Splicing profile by capture RNA-seq identifies pathogenic germline variants in tumor suppressor genes


Aurora St. Luke's Medical Center


Germline variants in tumor suppressor genes (TSGs) can result in RNA mis-splicing and predisposition to cancer. However, identification of variants that impact splicing remains a challenge, contributing to a substantial proportion of patients with suspected hereditary cancer syndromes remaining without a molecular diagnosis. To address this, we used capture RNA-sequencing (RNA-seq) to generate a splicing profile of 18 TSGs (APC, ATM, BRCA1, BRCA2, BRIP1, CDH1, CHEK2, MLH1, MSH2, MSH6, MUTYH, NF1, PALB2, PMS2, PTEN, RAD51C, RAD51D, and TP53) in 345 whole-blood samples from healthy donors. We subsequently demonstrated that this approach can detect mis-splicing by comparing splicing profiles from the control dataset to profiles generated from whole blood of individuals previously identified with pathogenic germline splicing variants in these genes.

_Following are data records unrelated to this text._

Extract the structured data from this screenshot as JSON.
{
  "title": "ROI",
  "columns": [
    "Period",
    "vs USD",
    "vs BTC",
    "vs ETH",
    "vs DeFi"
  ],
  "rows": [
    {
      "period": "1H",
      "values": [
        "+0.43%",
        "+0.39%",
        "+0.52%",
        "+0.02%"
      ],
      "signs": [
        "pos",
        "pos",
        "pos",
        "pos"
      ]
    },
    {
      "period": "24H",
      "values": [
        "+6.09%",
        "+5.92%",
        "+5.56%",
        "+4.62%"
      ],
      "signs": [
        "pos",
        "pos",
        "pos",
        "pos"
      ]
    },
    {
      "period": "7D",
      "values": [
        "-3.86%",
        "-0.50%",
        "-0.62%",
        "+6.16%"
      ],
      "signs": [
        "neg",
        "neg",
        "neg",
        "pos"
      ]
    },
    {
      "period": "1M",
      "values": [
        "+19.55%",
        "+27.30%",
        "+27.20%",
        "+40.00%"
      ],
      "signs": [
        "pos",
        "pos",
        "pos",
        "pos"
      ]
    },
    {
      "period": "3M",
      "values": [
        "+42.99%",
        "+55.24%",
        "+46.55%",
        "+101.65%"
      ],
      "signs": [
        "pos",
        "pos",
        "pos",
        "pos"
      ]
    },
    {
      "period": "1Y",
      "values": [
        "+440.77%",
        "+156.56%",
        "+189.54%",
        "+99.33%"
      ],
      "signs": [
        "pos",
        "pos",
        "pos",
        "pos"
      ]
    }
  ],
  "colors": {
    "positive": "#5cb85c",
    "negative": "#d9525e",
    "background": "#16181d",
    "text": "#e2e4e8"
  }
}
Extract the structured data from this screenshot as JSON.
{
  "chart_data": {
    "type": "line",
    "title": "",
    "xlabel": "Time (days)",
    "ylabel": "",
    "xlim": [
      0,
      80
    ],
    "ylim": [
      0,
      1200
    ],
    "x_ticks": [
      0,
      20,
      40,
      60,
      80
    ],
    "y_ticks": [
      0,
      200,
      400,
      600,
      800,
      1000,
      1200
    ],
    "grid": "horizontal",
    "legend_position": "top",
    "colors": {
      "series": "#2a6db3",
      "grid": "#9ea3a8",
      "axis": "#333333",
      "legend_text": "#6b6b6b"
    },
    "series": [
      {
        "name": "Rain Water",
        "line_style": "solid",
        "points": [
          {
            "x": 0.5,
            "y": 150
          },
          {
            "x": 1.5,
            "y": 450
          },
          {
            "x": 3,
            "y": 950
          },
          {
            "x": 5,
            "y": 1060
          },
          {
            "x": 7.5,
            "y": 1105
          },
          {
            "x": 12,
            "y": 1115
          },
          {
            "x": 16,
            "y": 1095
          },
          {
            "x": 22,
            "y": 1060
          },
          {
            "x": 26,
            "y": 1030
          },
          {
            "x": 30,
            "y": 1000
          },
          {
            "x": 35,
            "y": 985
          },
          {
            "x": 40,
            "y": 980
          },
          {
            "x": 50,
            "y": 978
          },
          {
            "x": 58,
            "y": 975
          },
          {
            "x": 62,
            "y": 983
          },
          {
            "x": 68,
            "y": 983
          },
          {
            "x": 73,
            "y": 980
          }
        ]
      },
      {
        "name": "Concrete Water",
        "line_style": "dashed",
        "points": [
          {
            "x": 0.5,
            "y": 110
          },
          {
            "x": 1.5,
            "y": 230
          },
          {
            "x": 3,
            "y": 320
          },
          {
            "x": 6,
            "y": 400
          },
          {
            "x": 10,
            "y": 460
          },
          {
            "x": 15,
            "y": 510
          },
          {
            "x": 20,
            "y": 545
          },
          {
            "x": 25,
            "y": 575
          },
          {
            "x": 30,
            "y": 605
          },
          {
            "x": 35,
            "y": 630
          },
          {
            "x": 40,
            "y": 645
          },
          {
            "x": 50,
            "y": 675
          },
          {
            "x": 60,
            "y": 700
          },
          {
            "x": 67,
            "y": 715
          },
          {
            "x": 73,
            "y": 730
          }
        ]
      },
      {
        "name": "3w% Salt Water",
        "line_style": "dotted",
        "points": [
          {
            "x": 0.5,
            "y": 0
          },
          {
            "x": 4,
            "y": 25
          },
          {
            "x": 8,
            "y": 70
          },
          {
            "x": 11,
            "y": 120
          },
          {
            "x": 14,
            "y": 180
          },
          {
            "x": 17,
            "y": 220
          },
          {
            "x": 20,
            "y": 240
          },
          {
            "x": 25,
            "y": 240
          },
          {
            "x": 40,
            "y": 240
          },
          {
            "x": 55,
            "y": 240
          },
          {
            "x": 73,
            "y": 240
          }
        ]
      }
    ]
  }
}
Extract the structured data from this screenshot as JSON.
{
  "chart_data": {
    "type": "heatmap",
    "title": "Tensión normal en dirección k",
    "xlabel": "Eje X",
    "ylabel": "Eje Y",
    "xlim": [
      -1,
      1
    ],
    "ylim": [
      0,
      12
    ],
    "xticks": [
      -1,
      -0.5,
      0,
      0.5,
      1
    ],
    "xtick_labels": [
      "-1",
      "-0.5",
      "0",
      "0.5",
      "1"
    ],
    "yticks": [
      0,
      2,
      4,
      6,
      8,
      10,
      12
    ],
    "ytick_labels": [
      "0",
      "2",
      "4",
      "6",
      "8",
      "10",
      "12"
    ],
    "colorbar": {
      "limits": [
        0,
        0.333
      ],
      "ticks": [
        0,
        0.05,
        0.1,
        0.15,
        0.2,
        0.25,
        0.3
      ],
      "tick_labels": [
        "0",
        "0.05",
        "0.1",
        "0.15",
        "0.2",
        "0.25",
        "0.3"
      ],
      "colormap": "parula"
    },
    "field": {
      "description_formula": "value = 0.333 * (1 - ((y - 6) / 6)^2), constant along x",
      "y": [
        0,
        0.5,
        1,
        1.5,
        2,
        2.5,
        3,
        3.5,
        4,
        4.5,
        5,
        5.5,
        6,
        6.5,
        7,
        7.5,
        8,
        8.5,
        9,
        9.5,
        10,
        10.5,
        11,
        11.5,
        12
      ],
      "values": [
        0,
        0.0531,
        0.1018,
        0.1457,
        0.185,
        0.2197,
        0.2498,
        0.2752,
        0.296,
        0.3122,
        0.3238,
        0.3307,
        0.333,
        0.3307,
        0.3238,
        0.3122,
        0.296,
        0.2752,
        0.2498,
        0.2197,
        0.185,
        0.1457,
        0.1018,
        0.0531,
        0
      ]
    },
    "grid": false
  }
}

To assess the utility of our TSG splicing profile to prospectively identify pathogenic splicing variants, we performed concurrent capture DNA and RNA-seq in a cohort of 1000 patients with suspected hereditary cancer syndromes. This approach improved the diagnostic yield in this cohort, resulting in a 9.1% relative increase in the detection of pathogenic variants, demonstrating the utility of performing simultaneous DNA and RNA genetic testing in a clinical context.